While the specific circumstances (of botched reproductive technology leading to wrongful birth and life claims due to skin color) may be new, positing race or gender or ethnicity as a disability is not historically new. Disability is and has frequently been used as a method of demonizing or oppressing other minority populations. That goes back at least as far as Aristotle claiming that women are mutilated (read impaired) males. The medical definition of "hysteria" linked femaleness with mental instability. Irrespective of diagnosed intellectual impairments, black male schoolchildren in U.S. public schools are much more likely than other kids to be placed in special ed classes or considered behavioral problems. There are innumerable examples of oppressed minority identities having their identifying biological difference labelled as a disabling condition.

But culturally, we find it challenging to look at the dynamic from the other direction. Sandel's book (discussed briefly in an earlier, May 26, 2007, post) on the ethics of striving for genetic perfection asks:
Is it wrong to make a child deaf by design? If so, what makes it wrong -- the deafness or the design? Suppose, for the sake of argument, that deafness is not a disability but a distinctive identity.
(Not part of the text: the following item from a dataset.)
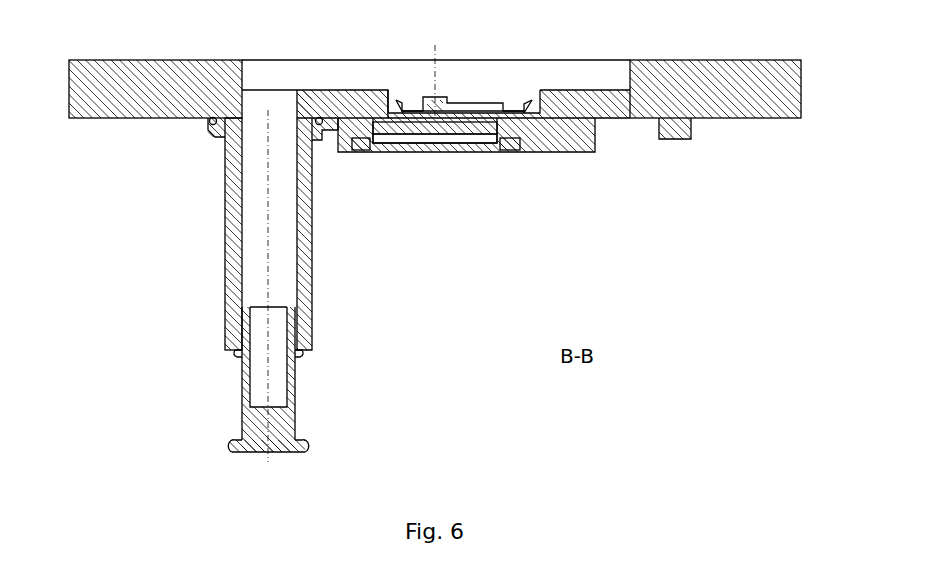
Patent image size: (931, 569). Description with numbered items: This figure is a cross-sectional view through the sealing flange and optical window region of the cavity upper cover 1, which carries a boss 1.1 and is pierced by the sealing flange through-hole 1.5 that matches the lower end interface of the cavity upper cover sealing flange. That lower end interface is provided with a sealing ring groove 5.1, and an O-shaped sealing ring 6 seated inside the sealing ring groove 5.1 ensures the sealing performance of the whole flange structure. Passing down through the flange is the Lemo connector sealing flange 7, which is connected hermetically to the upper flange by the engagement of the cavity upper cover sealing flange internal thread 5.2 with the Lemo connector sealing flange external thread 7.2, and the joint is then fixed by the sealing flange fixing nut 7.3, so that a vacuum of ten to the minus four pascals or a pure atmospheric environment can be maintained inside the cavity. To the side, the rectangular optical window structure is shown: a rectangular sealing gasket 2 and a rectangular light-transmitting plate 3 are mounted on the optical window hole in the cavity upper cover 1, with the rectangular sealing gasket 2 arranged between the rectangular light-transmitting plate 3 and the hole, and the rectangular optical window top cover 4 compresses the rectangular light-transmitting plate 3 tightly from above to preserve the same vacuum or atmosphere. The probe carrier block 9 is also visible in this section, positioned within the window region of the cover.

Is there still something wrong with the idea of parents picking and choosing the kind of child they will have? Or do parents do that all the time, in their choice of mate and, these days, in their use of new reproductive technologies?
What if, with an understanding of how elusive and intersecting categories of ability and identity are, that paragraph were rewritten to more closely discuss the Andrewses court case?
Is it wrong to make a child dark-skinned by design? If so, what makes it wrong -- the dark skin or the design? Suppose, for the sake of argument, that dark skin is not a disability but a distinctive identity. Is there still something wrong with the idea of parents picking and choosing the kind of child they will have? Or do parents do that all the time, in their choice of mate and, these days, in their use of new reproductive technologies?
Intersections between identities are never perfect, and matching women's oppression to racial oppression to disability oppression is never a perfect fit of history and experience, but the Andrewses case does beg the above questions about race. The references to "dark skin" could easily be changed to "light skin" to reflect the family's presumption of genetic whiteness, but the "problem" of skin color difference remains.

I confess that I don't know exactly how this court case illuminates the debates over prenatal screening and genetic engineering to avoid children with disabilities. But they are fundamentally related.